The Open Source friendly folks at ej-technologies have supplied the Dex project with a free JProfiler license so that we can help ensure that Dex performs well and is as bug-free as possible.  JProfiler is an excellent tool for CPU, thread and memory analysis.


World Literacy
This is a live demo which depicts the trends over time of the world's nations to achieve literacy.  Each country is represented as a bubble.  The size of the bubble indicates population and it's x/y location is determined by the literacy rates across males and females for the given year.
Life Expectancy
This depicts the lifespan of males and females across nations and across time.  This visualization made me rather sad.  If I were to live in Africa, I'd be nearing the end of my life, statistically speaking.
Trade Balance
This graphs % of GDP which are imports and exports.  Strangely enough, a number of countries exceed their GDP by a large percentage.  I am not sure if this is an error in the world data or not.  Bubble size is the GDP of that nation and the x and y axis are logarithmic to produce greater separation and clarity.
Urban Migration
I jokingly call this the "Hicks vs Slicks" graph.  Here you can see the world slowly migrating towards an urban societh.  I'm not sure where Burundi is, but you're not likely to get good cell phone reception.
Energy Migration
This charts kWh produced from coal versus natural gas, versus total production (bubble size).
The Arms of Nations
This charts military exports and imports versus GDP over time.  Some of the dramatic shifts are scary.
Square Matrix
This is some force layout eye candy.
Presidential Starburst
This starburst categorizes all of the presidents by State, then Party.  It is interesting to see which states have dominated.
Presidential Partition
A partition representation of the presidents.
Presidental Dendogram
A tree of the presidential data.
Presidential Force
A force layout using the presidential data.
Chord Example
This depicts presidents versus party affiliations.

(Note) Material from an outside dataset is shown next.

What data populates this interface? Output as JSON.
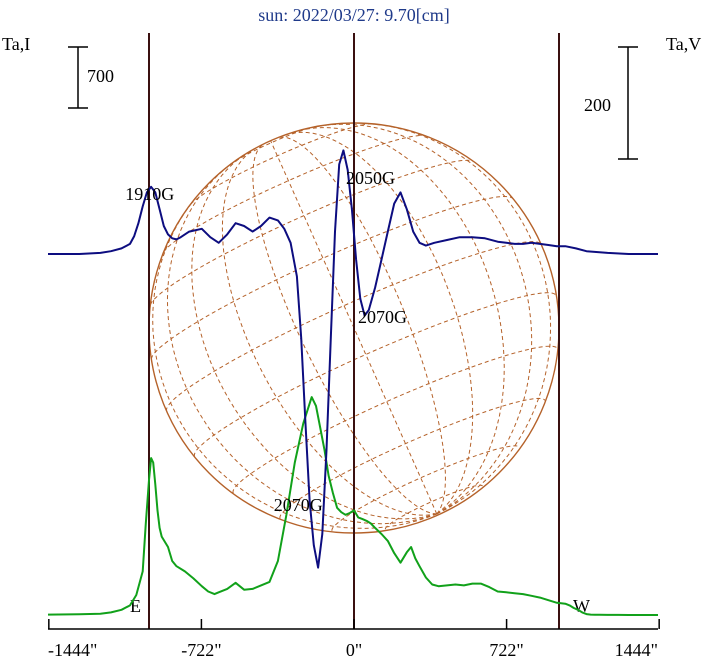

Dex was initially something I wrote in my spare time to perform garbage collection analysis on the thousands of Java Virtual Machines across the company for which I work.  This graphing application was my hello world application to various languages and technologies, and I wrote the analysis program in a number of technology stacks.

Right now you are probably wondering, "Who cares?".  Justifiably so.  The reason that I mention all of this is that when I mapped this effort into a technology stack consisting of JavaFX, Groovy, Java and HTML5, something very special happened.  With a small change here and there, I found that I had created a workflow engine for data acquisition and visualization.  I didn't mean to, it was a kind of weird serendipity.  I could switch languages based on need and gained some very powerful and attractive UI controls from the virtue of having adopted JavaFX.  I started to envision a much larger space for this application to play in.  It was no longer a means to an end, learning new technology and solving specific GC analysis issues.  Rather it was an end unto itself providing value in unexpected places such as visualizations in powerpoint presentations as well as providing a powerful engine for producing what-if scenarios based on various input data.

Previously, I had some level of disdain for Javascript having first used it back in 1996.  However, when I saw the spectacular visualization technologies available to the platform, I knew I had to bridge the Dex application over to it so that I could wrap the brilliance of technologies such as Mike Bostock's D3 (Data Driven Documents), InfoVis and HighCharts just to name a few.